On Apr 19, 2008, at 2:45 PM, Mike L.
<[email protected]

Marc B. wrote:

Memcached would be great for this. You could even simply store the
synonym list for every possible word, which is of course very
inefficient from a storage point of view, but then again, all caching
is by definition.

Marc
CloudCache.net

Sent from my iPhone

On Apr 19, 2008, at 2:45 PM, Mike L.
<[email protected]

That would be pretty speedy. One issue - the thesaurus data is about 12
MB per language, so if many languages are available, that could be
hundreds of MB of RAM tied up. Not terrible, but not ideal.

Do you see any issues with the Apache model I mentioned above? I don’t
have much experience with Apache, so I’m unsure if there would be
performance issues to due large numbers of folders/files in the paths.

Thanks!

Mike

Some sizing estimates:

Number of words in a good dictionary: 1M

Average length of word: 8 bytes

Average number of words in thesaurus for each word: 30

Size of memcached “exploded” thesaurus for each language: 256 MB

Cost of a 1.7 GB machine on EC2: $65/month.

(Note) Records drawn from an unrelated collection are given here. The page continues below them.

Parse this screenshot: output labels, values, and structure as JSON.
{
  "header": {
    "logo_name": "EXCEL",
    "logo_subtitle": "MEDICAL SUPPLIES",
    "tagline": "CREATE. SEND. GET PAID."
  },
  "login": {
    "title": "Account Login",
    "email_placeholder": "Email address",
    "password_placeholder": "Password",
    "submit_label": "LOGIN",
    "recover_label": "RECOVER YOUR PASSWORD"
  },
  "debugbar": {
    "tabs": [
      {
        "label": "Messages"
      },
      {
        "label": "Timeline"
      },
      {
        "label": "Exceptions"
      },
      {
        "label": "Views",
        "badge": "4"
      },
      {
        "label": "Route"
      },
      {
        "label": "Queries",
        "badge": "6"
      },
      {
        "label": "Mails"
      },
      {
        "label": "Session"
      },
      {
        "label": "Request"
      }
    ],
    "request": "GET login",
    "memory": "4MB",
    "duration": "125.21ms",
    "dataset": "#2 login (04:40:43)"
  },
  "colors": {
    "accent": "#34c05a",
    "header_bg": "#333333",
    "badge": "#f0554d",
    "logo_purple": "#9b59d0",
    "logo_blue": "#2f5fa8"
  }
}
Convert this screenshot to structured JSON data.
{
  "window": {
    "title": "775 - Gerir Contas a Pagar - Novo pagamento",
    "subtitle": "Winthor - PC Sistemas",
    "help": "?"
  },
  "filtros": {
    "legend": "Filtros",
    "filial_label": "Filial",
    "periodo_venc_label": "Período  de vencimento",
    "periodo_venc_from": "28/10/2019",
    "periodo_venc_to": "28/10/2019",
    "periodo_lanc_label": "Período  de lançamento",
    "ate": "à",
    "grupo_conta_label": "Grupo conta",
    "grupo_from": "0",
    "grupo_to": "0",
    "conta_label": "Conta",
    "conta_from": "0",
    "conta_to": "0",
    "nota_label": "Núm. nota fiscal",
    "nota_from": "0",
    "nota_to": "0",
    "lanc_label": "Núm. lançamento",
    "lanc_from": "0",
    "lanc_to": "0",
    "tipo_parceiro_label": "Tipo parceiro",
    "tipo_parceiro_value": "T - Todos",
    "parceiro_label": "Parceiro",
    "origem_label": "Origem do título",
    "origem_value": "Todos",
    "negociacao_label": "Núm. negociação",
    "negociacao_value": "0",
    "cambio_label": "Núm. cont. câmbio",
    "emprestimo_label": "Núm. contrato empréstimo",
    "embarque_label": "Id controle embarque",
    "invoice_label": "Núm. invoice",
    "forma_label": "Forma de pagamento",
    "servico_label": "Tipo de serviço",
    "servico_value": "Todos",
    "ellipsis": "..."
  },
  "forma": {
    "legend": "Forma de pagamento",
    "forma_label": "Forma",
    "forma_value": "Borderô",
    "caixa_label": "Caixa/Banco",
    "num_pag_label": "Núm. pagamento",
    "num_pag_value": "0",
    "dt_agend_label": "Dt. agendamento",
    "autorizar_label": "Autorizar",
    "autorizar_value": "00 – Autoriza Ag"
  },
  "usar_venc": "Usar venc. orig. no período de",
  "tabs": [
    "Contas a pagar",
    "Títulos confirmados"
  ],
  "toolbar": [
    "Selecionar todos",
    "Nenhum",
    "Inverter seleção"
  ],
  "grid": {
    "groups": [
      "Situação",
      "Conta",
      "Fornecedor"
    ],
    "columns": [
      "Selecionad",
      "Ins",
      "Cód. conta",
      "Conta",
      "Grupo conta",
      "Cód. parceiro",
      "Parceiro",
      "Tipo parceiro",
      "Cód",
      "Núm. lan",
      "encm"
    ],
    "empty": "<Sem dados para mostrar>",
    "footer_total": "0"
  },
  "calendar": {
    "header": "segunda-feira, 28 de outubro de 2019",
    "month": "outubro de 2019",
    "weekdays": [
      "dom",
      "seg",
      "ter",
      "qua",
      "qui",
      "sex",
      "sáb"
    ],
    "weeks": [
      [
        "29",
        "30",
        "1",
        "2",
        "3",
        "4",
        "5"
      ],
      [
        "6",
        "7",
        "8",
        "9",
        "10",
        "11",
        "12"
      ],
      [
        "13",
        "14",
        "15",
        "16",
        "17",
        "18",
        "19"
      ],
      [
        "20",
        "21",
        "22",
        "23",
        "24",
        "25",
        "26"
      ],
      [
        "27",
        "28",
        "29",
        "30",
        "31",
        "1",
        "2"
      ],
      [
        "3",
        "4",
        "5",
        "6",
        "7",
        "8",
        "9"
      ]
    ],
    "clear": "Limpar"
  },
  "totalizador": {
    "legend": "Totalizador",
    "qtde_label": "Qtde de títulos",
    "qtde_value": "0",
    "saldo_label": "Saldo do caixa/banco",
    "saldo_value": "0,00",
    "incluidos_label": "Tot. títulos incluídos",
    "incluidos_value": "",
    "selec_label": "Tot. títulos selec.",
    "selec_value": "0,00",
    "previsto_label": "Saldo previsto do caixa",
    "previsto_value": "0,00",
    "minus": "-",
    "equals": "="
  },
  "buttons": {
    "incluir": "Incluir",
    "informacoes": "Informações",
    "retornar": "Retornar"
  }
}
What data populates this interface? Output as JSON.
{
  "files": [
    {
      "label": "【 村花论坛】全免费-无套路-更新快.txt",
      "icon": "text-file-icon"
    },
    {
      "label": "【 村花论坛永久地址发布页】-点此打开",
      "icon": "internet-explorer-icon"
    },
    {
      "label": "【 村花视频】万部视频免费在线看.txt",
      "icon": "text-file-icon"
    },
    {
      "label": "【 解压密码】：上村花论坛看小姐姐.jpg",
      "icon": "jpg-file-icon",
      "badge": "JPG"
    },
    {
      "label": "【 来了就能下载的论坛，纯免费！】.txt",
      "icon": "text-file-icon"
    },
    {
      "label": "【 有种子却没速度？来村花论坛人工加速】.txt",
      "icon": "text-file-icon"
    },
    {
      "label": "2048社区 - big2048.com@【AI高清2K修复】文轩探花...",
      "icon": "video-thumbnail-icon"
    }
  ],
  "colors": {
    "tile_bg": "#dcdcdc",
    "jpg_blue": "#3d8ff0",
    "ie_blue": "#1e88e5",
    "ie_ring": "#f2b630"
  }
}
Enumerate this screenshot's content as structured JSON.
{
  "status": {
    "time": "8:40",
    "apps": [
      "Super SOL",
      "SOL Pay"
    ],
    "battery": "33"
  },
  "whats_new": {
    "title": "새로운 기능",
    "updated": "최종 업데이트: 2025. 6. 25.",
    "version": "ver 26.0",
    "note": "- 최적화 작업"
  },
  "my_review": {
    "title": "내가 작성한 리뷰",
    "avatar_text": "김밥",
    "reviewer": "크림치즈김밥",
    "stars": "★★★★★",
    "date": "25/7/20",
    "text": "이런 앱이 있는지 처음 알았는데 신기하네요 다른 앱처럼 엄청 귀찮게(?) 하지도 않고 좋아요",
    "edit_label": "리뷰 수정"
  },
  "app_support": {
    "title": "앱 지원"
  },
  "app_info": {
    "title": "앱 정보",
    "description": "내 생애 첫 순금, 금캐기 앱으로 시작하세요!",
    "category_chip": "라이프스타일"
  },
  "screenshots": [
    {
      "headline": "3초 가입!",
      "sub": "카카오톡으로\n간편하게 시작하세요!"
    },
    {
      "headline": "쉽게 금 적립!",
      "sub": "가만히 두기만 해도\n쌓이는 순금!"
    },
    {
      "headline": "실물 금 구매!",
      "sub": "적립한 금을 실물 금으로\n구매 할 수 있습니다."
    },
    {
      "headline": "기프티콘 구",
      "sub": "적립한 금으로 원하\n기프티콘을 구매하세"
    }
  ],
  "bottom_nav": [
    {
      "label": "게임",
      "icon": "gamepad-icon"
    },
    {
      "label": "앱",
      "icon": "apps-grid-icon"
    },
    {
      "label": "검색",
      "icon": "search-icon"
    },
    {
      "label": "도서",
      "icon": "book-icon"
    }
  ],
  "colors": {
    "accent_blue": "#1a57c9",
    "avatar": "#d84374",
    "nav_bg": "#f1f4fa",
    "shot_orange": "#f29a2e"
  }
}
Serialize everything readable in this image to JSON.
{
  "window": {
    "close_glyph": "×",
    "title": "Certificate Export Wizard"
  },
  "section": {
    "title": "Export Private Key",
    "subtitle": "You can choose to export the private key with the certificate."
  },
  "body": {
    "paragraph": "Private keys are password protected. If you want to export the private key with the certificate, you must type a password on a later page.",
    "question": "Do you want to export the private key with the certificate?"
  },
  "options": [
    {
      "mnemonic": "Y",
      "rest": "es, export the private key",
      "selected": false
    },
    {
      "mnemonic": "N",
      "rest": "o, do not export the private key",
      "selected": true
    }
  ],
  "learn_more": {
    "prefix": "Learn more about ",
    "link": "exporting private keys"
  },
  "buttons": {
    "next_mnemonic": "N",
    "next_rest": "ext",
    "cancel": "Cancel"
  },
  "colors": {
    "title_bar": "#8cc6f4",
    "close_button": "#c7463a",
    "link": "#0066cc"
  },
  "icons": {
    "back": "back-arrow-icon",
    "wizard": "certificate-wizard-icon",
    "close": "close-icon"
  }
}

Serving up thesaurus results fast enough for AJAX: priceless ;^)

Cheers,

Marc
CloudCache.net

On Sat, Apr 19, 2008 at 3:02 PM, Mike L. <

Mike,

My opinion:

1- Cache is way faster than the file system
2- Once it is cached, it doesn’t matter if it comes from the file
system or the database
3- Managing your thesaurus in file system could become a big mess

So, I would definitely go for DB + memcached.

Cheers, Sazima